Parascorpaena mcadamsi
- Conservation status: Least Concern (IUCN 3.1)

Scientific classification
- Kingdom: Animalia
- Phylum: Chordata
- Class: Actinopterygii
- Order: Perciformes
- Family: Scorpaenidae
- Genus: Parascorpaena
- Species: P. mcadamsi
- Binomial name: Parascorpaena mcadamsi (Fowler, 1938)
- Synonyms: Parascorpaena macadamsi (Fowler, 1938) ; Parascorpaena mcdamsi (Fowler, 1938) ; Scorpaena mcadamsi Fowler, 1938 ;

= Parascorpaena mcadamsi =

- Genus: Parascorpaena
- Species: mcadamsi
- Authority: (Fowler, 1938)
- Conservation status: LC

Species of scorpionfish

Parascorpaena mcadamsi, also called McAdam's scorpionfish, or most commonly the ocellate scorpionfish is a species of marine ray-finned fish belonging to the family Scorpaenidae, the scorpionfishes. They are native to the Indo-Pacific with habitats ranging from the eastern coast of Africa to the western coast of North America, though they are most abundant in the East Indies.

== Description ==
The ocellate scorpionfish is a small species of scorpionfish, reaching about 8.0 cm in length. They generally have mottled brown, orange, and white scales with twelve dorsal spines, eight to nine dorsal soft rays, three anal spines, and five anal soft rays along with a quadrangular, naked depression behind the eyes.
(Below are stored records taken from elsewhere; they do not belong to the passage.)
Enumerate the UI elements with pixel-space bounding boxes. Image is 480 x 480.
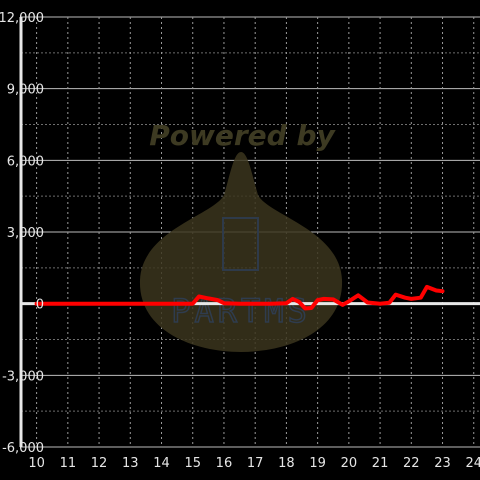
x-tick-label: 21 [372,456,389,471]
y-tick-label: 3,000 [7,226,44,241]
x-tick-label: 10 [28,456,45,471]
x-tick-label: 14 [153,456,170,471]
x-tick-label: 12 [91,456,108,471]
y-tick-label: 0 [36,298,44,313]
x-tick-label: 11 [60,456,77,471]
x-tick-label: 18 [278,456,295,471]
x-tick-label: 24 [465,456,480,471]
x-tick-label: 13 [122,456,139,471]
x-tick-label: 23 [434,456,451,471]
y-tick-label: 9,000 [7,83,44,98]
x-tick-label: 16 [216,456,233,471]
y-tick-label: -6,000 [2,441,44,456]
powered-by-watermark: Powered by PARTMS [139,119,343,352]
x-tick-label: 15 [184,456,201,471]
y-tick-label: -3,000 [2,369,44,384]
y-tick-label: 12,000 [0,11,44,26]
line-chart: Powered by PARTMS 12,000 9,000 6,000 3,000 0… [0,0,480,480]
watermark-text: Powered by [149,119,336,152]
y-tick-label: 6,000 [7,154,44,169]
x-tick-label: 22 [403,456,420,471]
x-tick-label: 20 [341,456,358,471]
x-tick-label: 17 [247,456,264,471]
watermark-subtext: PARTMS [171,292,311,330]
x-tick-label: 19 [309,456,326,471]
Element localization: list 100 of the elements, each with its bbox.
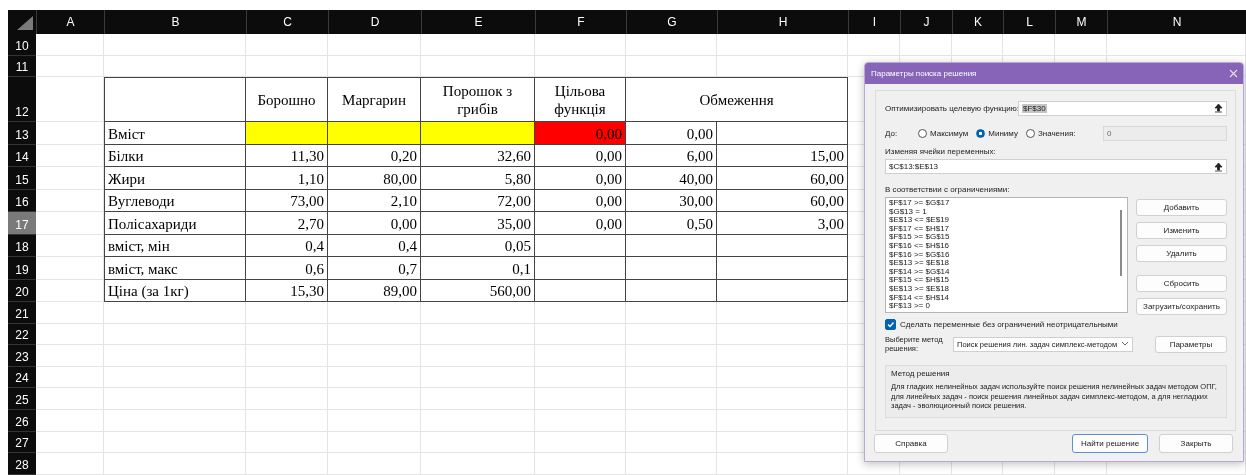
grid-cell[interactable] bbox=[104, 323, 246, 346]
column-header[interactable]: D bbox=[328, 10, 421, 34]
constraint-item[interactable]: $E$13 >= $E$18 bbox=[889, 284, 1124, 294]
grid-cell[interactable] bbox=[717, 366, 848, 389]
dialog-button[interactable]: Удалить bbox=[1136, 245, 1227, 262]
row-header[interactable]: 19 bbox=[8, 257, 36, 280]
objective-field[interactable]: $F$30 bbox=[1018, 100, 1227, 116]
grid-cell[interactable] bbox=[421, 323, 535, 346]
grid-cell[interactable] bbox=[328, 302, 421, 324]
grid-cell[interactable] bbox=[626, 388, 717, 410]
column-header[interactable]: J bbox=[900, 10, 952, 34]
grid-cell[interactable] bbox=[717, 409, 848, 432]
select-all-icon[interactable] bbox=[17, 16, 33, 30]
grid-cell[interactable] bbox=[626, 453, 717, 475]
grid-cell[interactable] bbox=[36, 55, 104, 77]
radio-option[interactable]: Значения: bbox=[1025, 128, 1076, 138]
variables-field[interactable]: $C$13:$E$13 bbox=[885, 159, 1227, 174]
row-header[interactable]: 15 bbox=[8, 167, 36, 190]
grid-cell[interactable] bbox=[36, 189, 104, 212]
grid-cell[interactable] bbox=[535, 323, 626, 346]
row-header[interactable]: 12 bbox=[8, 77, 36, 122]
grid-cell[interactable] bbox=[717, 388, 848, 410]
dialog-button[interactable]: Изменить bbox=[1136, 222, 1227, 239]
grid-cell[interactable] bbox=[626, 345, 717, 367]
grid-cell[interactable] bbox=[421, 431, 535, 454]
grid-cell[interactable] bbox=[246, 453, 328, 475]
collapse-icon[interactable] bbox=[1214, 161, 1223, 172]
grid-cell[interactable] bbox=[36, 234, 104, 257]
grid-cell[interactable] bbox=[535, 34, 626, 56]
constraint-item[interactable]: $F$15 <= $H$15 bbox=[889, 276, 1124, 285]
row-header[interactable]: 23 bbox=[8, 345, 36, 367]
row-header[interactable]: 11 bbox=[8, 55, 36, 77]
grid-cell[interactable] bbox=[421, 388, 535, 410]
row-header[interactable]: 14 bbox=[8, 144, 36, 167]
grid-cell[interactable] bbox=[328, 55, 421, 77]
constraint-item[interactable]: $F$14 <= $H$14 bbox=[889, 293, 1124, 303]
column-header[interactable]: L bbox=[1003, 10, 1055, 34]
grid-cell[interactable] bbox=[36, 34, 104, 56]
grid-cell[interactable] bbox=[36, 122, 104, 145]
grid-cell[interactable] bbox=[421, 366, 535, 389]
row-header[interactable]: 13 bbox=[8, 122, 36, 145]
grid-cell[interactable] bbox=[104, 366, 246, 389]
row-header[interactable]: 16 bbox=[8, 189, 36, 212]
column-header[interactable]: E bbox=[421, 10, 535, 34]
grid-cell[interactable] bbox=[246, 409, 328, 432]
grid-cell[interactable] bbox=[104, 34, 246, 56]
grid-cell[interactable] bbox=[421, 34, 535, 56]
column-header[interactable]: G bbox=[626, 10, 717, 34]
grid-cell[interactable] bbox=[36, 431, 104, 454]
row-header[interactable]: 21 bbox=[8, 302, 36, 324]
grid-cell[interactable] bbox=[36, 167, 104, 190]
dialog-button[interactable]: Загрузить/сохранить bbox=[1136, 298, 1227, 315]
grid-cell[interactable] bbox=[900, 34, 952, 56]
help-button[interactable]: Справка bbox=[874, 434, 948, 453]
row-header[interactable]: 22 bbox=[8, 323, 36, 346]
grid-cell[interactable] bbox=[626, 302, 717, 324]
parameters-button[interactable]: Параметры bbox=[1155, 335, 1227, 353]
grid-cell[interactable] bbox=[104, 431, 246, 454]
column-header[interactable]: C bbox=[246, 10, 328, 34]
grid-cell[interactable] bbox=[717, 34, 848, 56]
row-header[interactable]: 25 bbox=[8, 388, 36, 410]
constraint-item[interactable]: $G$13 = 1 bbox=[889, 207, 1124, 217]
grid-cell[interactable] bbox=[626, 409, 717, 432]
constraint-item[interactable]: $E$13 >= $E$18 bbox=[889, 259, 1124, 268]
grid-cell[interactable] bbox=[328, 345, 421, 367]
grid-cell[interactable] bbox=[104, 409, 246, 432]
column-header[interactable]: F bbox=[535, 10, 626, 34]
grid-cell[interactable] bbox=[421, 409, 535, 432]
grid-cell[interactable] bbox=[626, 55, 717, 77]
grid-cell[interactable] bbox=[36, 409, 104, 432]
constraint-item[interactable]: $F$15 >= $G$15 bbox=[889, 233, 1124, 242]
grid-cell[interactable] bbox=[626, 431, 717, 454]
grid-cell[interactable] bbox=[328, 34, 421, 56]
grid-cell[interactable] bbox=[535, 409, 626, 432]
constraint-item[interactable]: $F$17 <= $H$17 bbox=[889, 224, 1124, 234]
grid-cell[interactable] bbox=[421, 302, 535, 324]
constraint-item[interactable]: $F$14 >= $G$14 bbox=[889, 267, 1124, 277]
column-header[interactable]: N bbox=[1107, 10, 1246, 34]
grid-cell[interactable] bbox=[626, 323, 717, 346]
grid-cell[interactable] bbox=[626, 34, 717, 56]
scrollbar[interactable] bbox=[1120, 210, 1122, 276]
grid-cell[interactable] bbox=[328, 366, 421, 389]
grid-cell[interactable] bbox=[104, 453, 246, 475]
close-icon[interactable] bbox=[1229, 69, 1238, 78]
grid-cell[interactable] bbox=[717, 431, 848, 454]
row-header[interactable]: 26 bbox=[8, 409, 36, 432]
nonnegative-checkbox[interactable]: Сделать переменные без ограничений неотрицательными bbox=[885, 319, 1227, 330]
grid-cell[interactable] bbox=[952, 34, 1003, 56]
grid-cell[interactable] bbox=[535, 431, 626, 454]
grid-cell[interactable] bbox=[535, 55, 626, 77]
radio-option[interactable]: Максимум bbox=[918, 128, 969, 138]
grid-cell[interactable] bbox=[36, 453, 104, 475]
grid-cell[interactable] bbox=[535, 345, 626, 367]
grid-cell[interactable] bbox=[36, 212, 104, 235]
solve-button[interactable]: Найти решение bbox=[1072, 434, 1148, 453]
grid-cell[interactable] bbox=[328, 409, 421, 432]
grid-cell[interactable] bbox=[36, 345, 104, 367]
grid-cell[interactable] bbox=[246, 345, 328, 367]
grid-cell[interactable] bbox=[246, 55, 328, 77]
grid-cell[interactable] bbox=[36, 279, 104, 302]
Ocellate scorpionfish also feature sexual dimorphism, adult males will usually have a large black spot toward the rear of the dorsal fin between spines eight and ten. Females and juveniles will lack the spot or only feature a faint one.

== Behavior ==
Ocellate scorpionfish are generally more nocturnal, venturing out most often at night while remaining immersed within reefs during the day.